RANDOM THOUGHTS #202

Steve Cole's thoughts on surprising and little known bits of military history.
  

1. Do you remember the movie Zulu? In it was Colour Sergeant Bourne, who was a stalwart supporter of the two young officers. Bourne was given an officer's commission for his heroism that day, and died a lieutenant colonel at the age of 91 on the day after Germany surrendered in 1945.
    

2. On 15 May, 1939, Dupont introduced nylon; within a year Japanese sales of silk to the US fell 30 percent. While this did not cause WWII, it was one of many things that aggravated Japanese attitudes toward the US.
 

3. During 1943, German intelligence overheard a string of reports from Russian spies in Switzerland telling Moscow every detail of German plans. This was the Red Choir or Lucy spy ring, and their messages to Moscow said the reports came from disgruntled German officers in Berlin. The German Abwehr frantically tried to find these spies and never did.
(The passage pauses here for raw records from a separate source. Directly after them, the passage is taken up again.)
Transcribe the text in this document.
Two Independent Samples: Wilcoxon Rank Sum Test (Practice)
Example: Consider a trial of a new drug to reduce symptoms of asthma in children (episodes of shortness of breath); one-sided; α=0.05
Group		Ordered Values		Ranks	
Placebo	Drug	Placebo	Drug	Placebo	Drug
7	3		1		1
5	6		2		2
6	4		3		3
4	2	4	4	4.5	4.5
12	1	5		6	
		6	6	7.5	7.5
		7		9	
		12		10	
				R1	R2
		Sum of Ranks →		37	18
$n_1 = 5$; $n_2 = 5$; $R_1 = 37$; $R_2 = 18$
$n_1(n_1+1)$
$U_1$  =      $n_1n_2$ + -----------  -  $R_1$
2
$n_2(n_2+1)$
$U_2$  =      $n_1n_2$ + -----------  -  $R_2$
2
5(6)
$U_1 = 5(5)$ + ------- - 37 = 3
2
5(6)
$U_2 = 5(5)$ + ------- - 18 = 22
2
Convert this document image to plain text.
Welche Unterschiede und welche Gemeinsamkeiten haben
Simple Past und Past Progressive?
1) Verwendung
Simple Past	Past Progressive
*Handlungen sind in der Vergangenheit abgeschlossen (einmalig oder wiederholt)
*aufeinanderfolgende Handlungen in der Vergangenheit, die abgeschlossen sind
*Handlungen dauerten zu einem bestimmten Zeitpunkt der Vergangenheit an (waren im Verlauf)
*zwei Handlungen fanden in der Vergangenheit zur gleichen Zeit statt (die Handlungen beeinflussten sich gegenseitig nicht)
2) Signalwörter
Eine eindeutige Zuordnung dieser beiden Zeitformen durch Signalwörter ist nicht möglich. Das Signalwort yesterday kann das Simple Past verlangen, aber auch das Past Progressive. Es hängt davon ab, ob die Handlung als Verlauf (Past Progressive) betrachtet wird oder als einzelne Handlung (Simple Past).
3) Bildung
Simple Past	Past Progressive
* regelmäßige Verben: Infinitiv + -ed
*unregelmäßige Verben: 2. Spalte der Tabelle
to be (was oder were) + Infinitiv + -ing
They went so far as to not tell Adolf Hitler about the leak because it would upset him and they could not find the spies anyway. (He was likely to start executing "incompetent" Abwehr officers.) It turns out that much (and maybe even all) of the Lucy reports came from British codebreakers who didn't want to tell Stalin about the broken codes, so they had British spies in Switzerland pretend to be the German underground and feed the reports to the Red Choir.
   

4. After the Doolittle Raid, the Japanese launched a campaign in China to kill anyone who had helped the crews escape and to terrorize the population out of any thought of helping create bases from which bombers could hit Japan. Over 250,000 people were killed. I guess if you cannot exact revenge on the people who did it, you take revenge on whoever happens to be handy.
    

5. Sepp (Joseph) Dietrick was Hitler's bodyguard and chauffeur during the 1920s, and was rewarded with high commands of SS units in World War II. By late 1944 he was a four-star SS general commanding the 6th SS Panzer Army, the largest and most important SS combat formation. Sepp, however, was not a professional officer and (frankly) had no real clue how to be a four-star general, but no one was allowed to speak the truth to Hitler about good old Sepp. Being an honest man who loved his country and Fuhrer, he could not allow his own incompetence to cause lost battles. Sepp surrounded himself with SS staff officers who had professional military training from the Army, and let them run his command for him, providing only policy guidance in accordance with Hitler's orders. Sepp contented himself with morale-boosting visits to front-line units, which made him one of the most popular Nazi generals. His troops adored him, perhaps not least because he knew how to hire good staff officers and get out of their way.